Nineteen-year-old Dhruv Gujjar, an undergraduate student of Ahmedabad’s BJ Medical College, was having lunch on the ground floor of a mess in the college on Thursday, when he heard a loud crash.
He looked up to see portions of the ceiling falling down. He immediately hid under the table. After a few moments, he saw others fleeing the building.
“I ran out too,” Gujjar told Scroll. “When we came out, we realised that a plane had crashed on the roof.”
On Thursday, barely a minute after Air India flight AI171 took off from Ahmedabad at 1.38 pm, it crashed down in Meghani Nagar, a densely populated residential area bordering Sardar Vallabhbhai Patel International airport.
The Boeing 787 Dreamliner was headed for London Gatwick. Of those on board, 169 were Indian nationals, 53 British, seven Portuguese and one was a Canadian national. So far, 204 bodies have been found at the crash site.
Gujjar, a second-year medical student at BJ Medical College and Civil Hospital, had walked into the mess at 1.30 pm along with three other students. “A few first-year students were sitting at a table next to ours,” he said.
The hostel mess for undergraduate students, a two-storey building, is part of a complex of several buildings housing students and faculty of BJ Medical College in Meghani Nagar.
The mess is about 5 km from the international airport. Gujjar said they are used to hearing the boom of aircraft flying overhead every day.
“The noise that we heard today was nothing different,” he said. “Planes fly very low due to our proximity to the airport. But then there was a loud crash that I could hear from the ground floor/”
The ground floor and the first floor of the mess have a seating capacity of over 300. Gujjar said that while there were about 20 to 25 students on the ground floor, he is uncertain of the number who were on the first floor.
The crash was followed by a gas cylinder exploding on the first floor of the mess. The roof of the first floor had come crashing down, which trapped many students, said Gujjar.
When they ran out, Gujjar said he saw the tail-end of the aircraft jutting out from the roof of the mess. The rear of the aircraft, he said, crashed on the roof of the mess. The cockpit and half of the front portion of the plane crashed into a six-storey building next to the mess.
“There is a narrow lane separating that building from the mess,” Gujjar said.
The six-storey building is the staff quarters for doctors working in the UN Mehta Institute of Cardiology and Research Centre, a hospital functioning under the BJ Medical College.
The building was also home to the families of the doctors. It is unclear how many people were in the building at the time of the crash. Gujjar said the fuel tank of the aircraft probably exploded when it hit the residential building. The fire gutted the entire six-storey structure.

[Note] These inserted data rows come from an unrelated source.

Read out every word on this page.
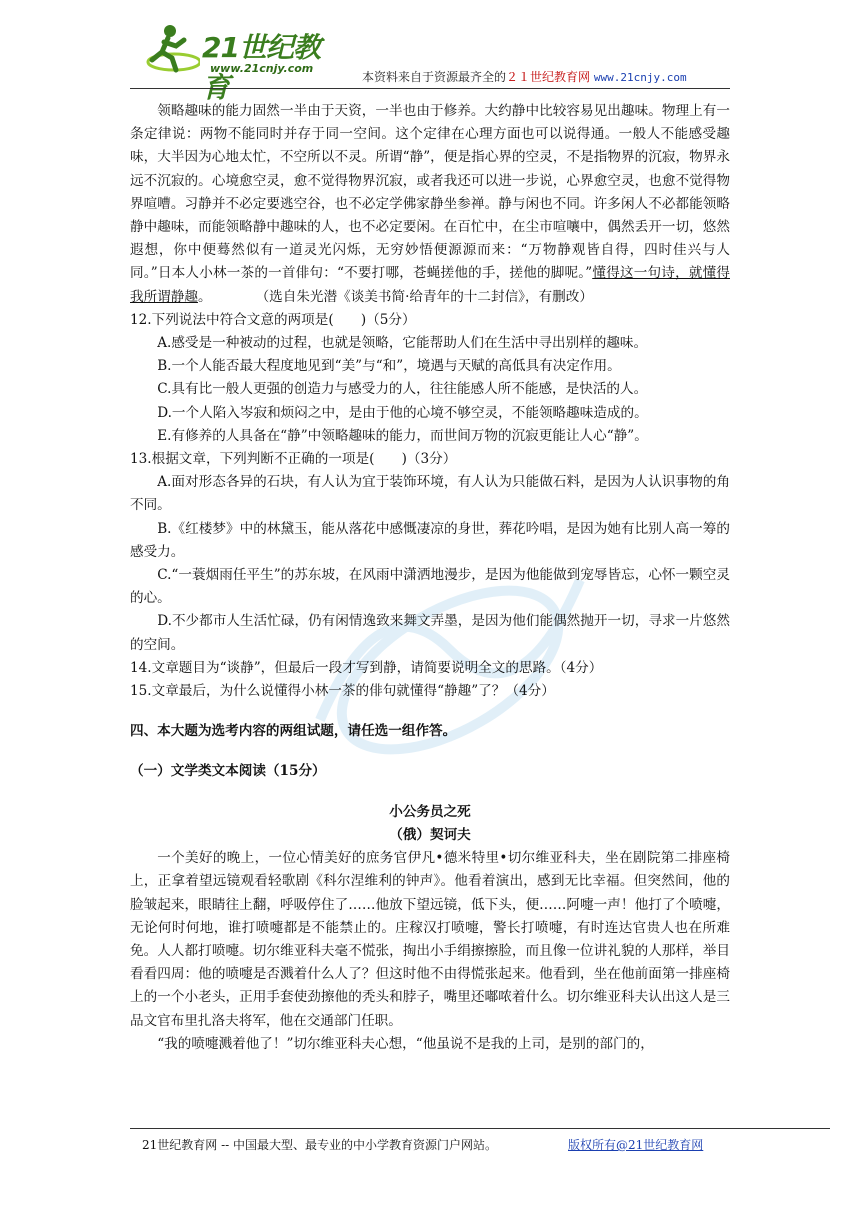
21世纪教育
www.21cnjy.com
本资料来自于资源最齐全的２１世纪教育网 www.21cnjy.com

领略趣味的能力固然一半由于天资，一半也由于修养。大约静中比较容易见出趣味。物理上有一条定律说：两物不能同时并存于同一空间。这个定律在心理方面也可以说得通。一般人不能感受趣味，大半因为心地太忙，不空所以不灵。所谓“静”，便是指心界的空灵，不是指物界的沉寂，物界永远不沉寂的。心境愈空灵，愈不觉得物界沉寂，或者我还可以进一步说，心界愈空灵，也愈不觉得物界喧嘈。习静并不必定要逃空谷，也不必定学佛家静坐参禅。静与闲也不同。许多闲人不必都能领略静中趣味，而能领略静中趣味的人，也不必定要闲。在百忙中，在尘市喧嚷中，偶然丢开一切，悠然遐想，你中便蓦然似有一道灵光闪烁，无穷妙悟便源源而来：“万物静观皆自得，四时佳兴与人同。”日本人小林一茶的一首俳句：“不要打哪，苍蝇搓他的手，搓他的脚呢。”懂得这一句诗，就懂得我所谓静趣。	（选自朱光潜《谈美书简·给青年的十二封信》，有删改）

12.下列说法中符合文意的两项是(　　)（5分）

A.感受是一种被动的过程，也就是领略，它能帮助人们在生活中寻出别样的趣味。

B.一个人能否最大程度地见到“美”与“和”，境遇与天赋的高低具有决定作用。

C.具有比一般人更强的创造力与感受力的人，往往能感人所不能感，是快活的人。

D.一个人陷入岑寂和烦闷之中，是由于他的心境不够空灵，不能领略趣味造成的。

E.有修养的人具备在“静”中领略趣味的能力，而世间万物的沉寂更能让人心“静”。

13.根据文章，下列判断不正确的一项是(　　)（3分）

A.面对形态各异的石块，有人认为宜于装饰环境，有人认为只能做石料，是因为人认识事物的角不同。

B.《红楼梦》中的林黛玉，能从落花中感慨凄凉的身世，葬花吟唱，是因为她有比别人高一筹的感受力。

C.“一蓑烟雨任平生”的苏东坡，在风雨中潇洒地漫步，是因为他能做到宠辱皆忘，心怀一颗空灵的心。

D.不少都市人生活忙碌，仍有闲情逸致来舞文弄墨，是因为他们能偶然抛开一切，寻求一片悠然的空间。

14.文章题目为“谈静”，但最后一段才写到静，请简要说明全文的思路。（4分）

15.文章最后，为什么说懂得小林一茶的俳句就懂得“静趣”了？（4分）

四、本大题为选考内容的两组试题，请任选一组作答。

（一）文学类文本阅读（15分）

小公务员之死

（俄）契诃夫

一个美好的晚上，一位心情美好的庶务官伊凡•德米特里•切尔维亚科夫，坐在剧院第二排座椅上，正拿着望远镜观看轻歌剧《科尔涅维利的钟声》。他看着演出，感到无比幸福。但突然间，他的脸皱起来，眼睛往上翻，呼吸停住了……他放下望远镜，低下头，便……阿嚏一声！他打了个喷嚏，无论何时何地，谁打喷嚏都是不能禁止的。庄稼汉打喷嚏，警长打喷嚏，有时连达官贵人也在所难免。人人都打喷嚏。切尔维亚科夫毫不慌张，掏出小手绢擦擦脸，而且像一位讲礼貌的人那样，举目看看四周：他的喷嚏是否溅着什么人了？但这时他不由得慌张起来。他看到，坐在他前面第一排座椅上的一个小老头，正用手套使劲擦他的秃头和脖子，嘴里还嘟哝着什么。切尔维亚科夫认出这人是三品文官布里扎洛夫将军，他在交通部门任职。

“我的喷嚏溅着他了！”切尔维亚科夫心想，“他虽说不是我的上司，是别的部门的，

21世纪教育网 -- 中国最大型、最专业的中小学教育资源门户网站。	版权所有@21世纪教育网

Gujjar said that a few junior students were injured when the ceiling collapsed. He rushed them to the trauma ward.
Krish Dabhoya, a final-year student at the medical college, said he left the mess 10 minutes before the disaster. “If the plane had crashed at 1 pm, the entire mess would have been full and the casualties would have been much more,” he told Scroll. “By 1.30, several students had left.”

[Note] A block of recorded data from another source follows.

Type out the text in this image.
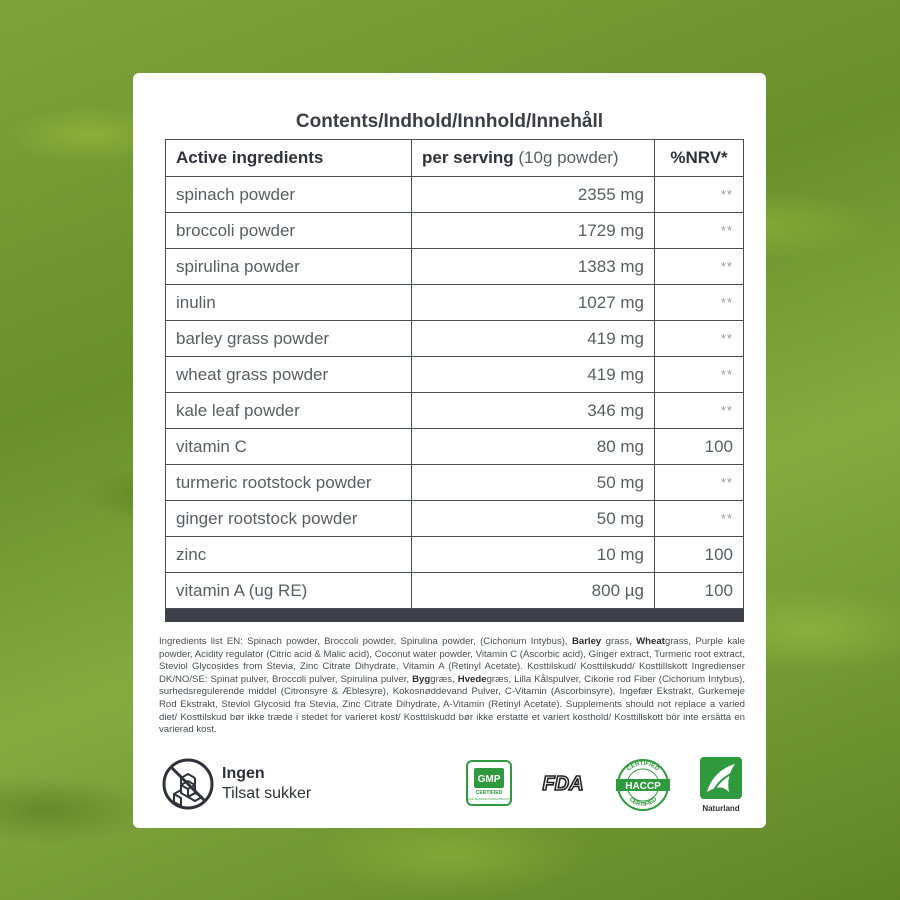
Contents/Indhold/Innhold/Innehåll
Active ingredients	per serving (10g powder)	%NRV*
spinach powder	2355 mg	**
broccoli powder	1729 mg	**
spirulina powder	1383 mg	**
inulin	1027 mg	**
barley grass powder	419 mg	**
wheat grass powder	419 mg	**
kale leaf powder	346 mg	**
vitamin C	80 mg	100
turmeric rootstock powder	50 mg	**
ginger rootstock powder	50 mg	**
zinc	10 mg	100
vitamin A (ug RE)	800 µg	100

Ingredients list EN: Spinach powder, Broccoli powder, Spirulina powder, (Cichorium Intybus), Barley grass, Wheatgrass, Purple kale powder, Acidity regulator (Citric acid & Malic acid), Coconut water powder, Vitamin C (Ascorbic acid), Ginger extract, Turmeric root extract, Steviol Glycosides from Stevia, Zinc Citrate Dihydrate, Vitamin A (Retinyl Acetate). Kosttilskud/ Kosttilskudd/ Kosttillskott Ingredienser DK/NO/SE: Spinat pulver, Broccoli pulver, Spirulina pulver, Byggræs, Hvedegræs, Lilla Kålspulver, Cikorie rod Fiber (Cichorium Intybus), surhedsregulerende middel (Citronsyre & Æblesyre), Kokosnøddevand Pulver, C-Vitamin (Ascorbinsyre), Ingefær Ekstrakt, Gurkemeje Rod Ekstrakt, Steviol Glycosid fra Stevia, Zinc Citrate Dihydrate, A-Vitamin (Retinyl Acetate). Supplements should not replace a varied diet/ Kosttilskud bør ikke træde i stedet for varieret kost/ Kosttilskudd bør ikke erstatte et variert kosthold/ Kosttillskott bör inte ersätta en varierad kost.
Ingen
Tilsat sukker
GMP
CERTIFIED
GOOD MANUFACTURING PRACTICE
FDA
CERTIFIED
CERTIFIED
HACCP
Naturland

Dabhoya said many students are feared trapped in the debris on the first floor of the mess. “We are counting students who live in hostel and checking for missing students,” he said. “There are many who got injured and are being treated.”
He added: “The building where the doctors live is completely burnt. There was no time to rescue those living on upper floors.”

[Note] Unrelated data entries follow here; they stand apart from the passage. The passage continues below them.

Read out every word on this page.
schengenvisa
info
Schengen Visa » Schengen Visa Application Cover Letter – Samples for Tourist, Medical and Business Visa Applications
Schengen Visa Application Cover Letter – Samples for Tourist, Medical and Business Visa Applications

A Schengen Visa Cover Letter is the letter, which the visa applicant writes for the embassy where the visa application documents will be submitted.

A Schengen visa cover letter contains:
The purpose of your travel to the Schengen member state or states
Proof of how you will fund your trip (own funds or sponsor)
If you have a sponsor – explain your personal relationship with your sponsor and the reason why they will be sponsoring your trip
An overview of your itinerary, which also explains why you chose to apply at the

Dabhoya suggested that five medical students had died in the crash. Dr Dharmesh Patel, head of the forensic department and deputy dean at the hospital, refused to comment on the number of medical students who died.
Students in the hospital lined up to donate blood after the count of the injured rose. Dr Rohan Krishnan, the chief patron of the Federation of All India Medical Association Doctors Association, said it has been difficult to establish the identities of the dead because of burn injuries.
“About 50 medical students are admitted to the hospital,” Krishnan told mediapersons. “We need blood to treat them.”